The city evidently agrees. At least three councilmembers say they know of other contractors interested in running Glenbrook, but in November the parks department asked City Council to re-sign with Lopez without taking other bids.

And if the old deal was good for Lopez, the new one is even sweeter. Consider:The old contract required council to sign off on any increase in greens fees. The new one lets Lopez make the call.

The old contract required Lopez to pay the city an average of 9.2 percent of its revenues. The new one should average just 8 percent.

The old one allowed the city to charge Lopez for water. The new one doesn't.

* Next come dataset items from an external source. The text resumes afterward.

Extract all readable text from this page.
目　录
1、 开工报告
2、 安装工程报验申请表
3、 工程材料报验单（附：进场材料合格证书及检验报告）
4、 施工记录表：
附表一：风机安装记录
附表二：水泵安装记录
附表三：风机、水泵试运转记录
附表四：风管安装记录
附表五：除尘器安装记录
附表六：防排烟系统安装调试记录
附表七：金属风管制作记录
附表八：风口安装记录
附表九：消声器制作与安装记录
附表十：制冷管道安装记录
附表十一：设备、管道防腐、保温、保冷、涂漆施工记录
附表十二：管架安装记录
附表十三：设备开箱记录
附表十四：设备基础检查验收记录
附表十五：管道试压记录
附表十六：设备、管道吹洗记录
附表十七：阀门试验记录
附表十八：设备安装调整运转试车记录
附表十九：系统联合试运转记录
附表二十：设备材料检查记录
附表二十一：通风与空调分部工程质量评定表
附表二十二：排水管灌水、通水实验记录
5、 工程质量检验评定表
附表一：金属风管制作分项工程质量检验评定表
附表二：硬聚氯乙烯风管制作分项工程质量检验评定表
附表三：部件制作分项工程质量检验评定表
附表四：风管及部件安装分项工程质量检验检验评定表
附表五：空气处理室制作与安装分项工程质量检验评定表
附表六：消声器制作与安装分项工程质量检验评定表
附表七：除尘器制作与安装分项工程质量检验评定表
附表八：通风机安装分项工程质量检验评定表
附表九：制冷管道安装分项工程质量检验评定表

Lopez defends the contract's terms: "My revenues are down. Golf is about 35 to 40 percent off," he says. "I'm not interested in making $20 million on this deal. I just want to break even." (Glenbrook grossed about $1.4 million in 2000, according to city records. From that total, Lopez paid the city $132,470; the company's profit would be anything left after covering salaries, supplies and other costs.)

At-Large Councilman Gordon Quan found plenty to question about the contract proposal. Many contracts encourage productivity by offering contractors a bigger share of the purse when they earn higher profits. This one doesn't: Lopez must give the city 7.5 percent of profits up to $1 million; only after that does the city's percentage escalate.

There's also that driving range. The new contract simply states that Lopez should either build a range or spend $60,000 on something else. It never mentions that the "something else" was supposed to have been settled two years before and paid for under the old contract.

Finally, there was the issue of dropping the clause that would allow the city to terminate Lopez at its convenience.

Assistant City Attorney Jo Wiginton concedes that such clauses are standard in city contracts: "Our policy is that we always try to get language in there like that."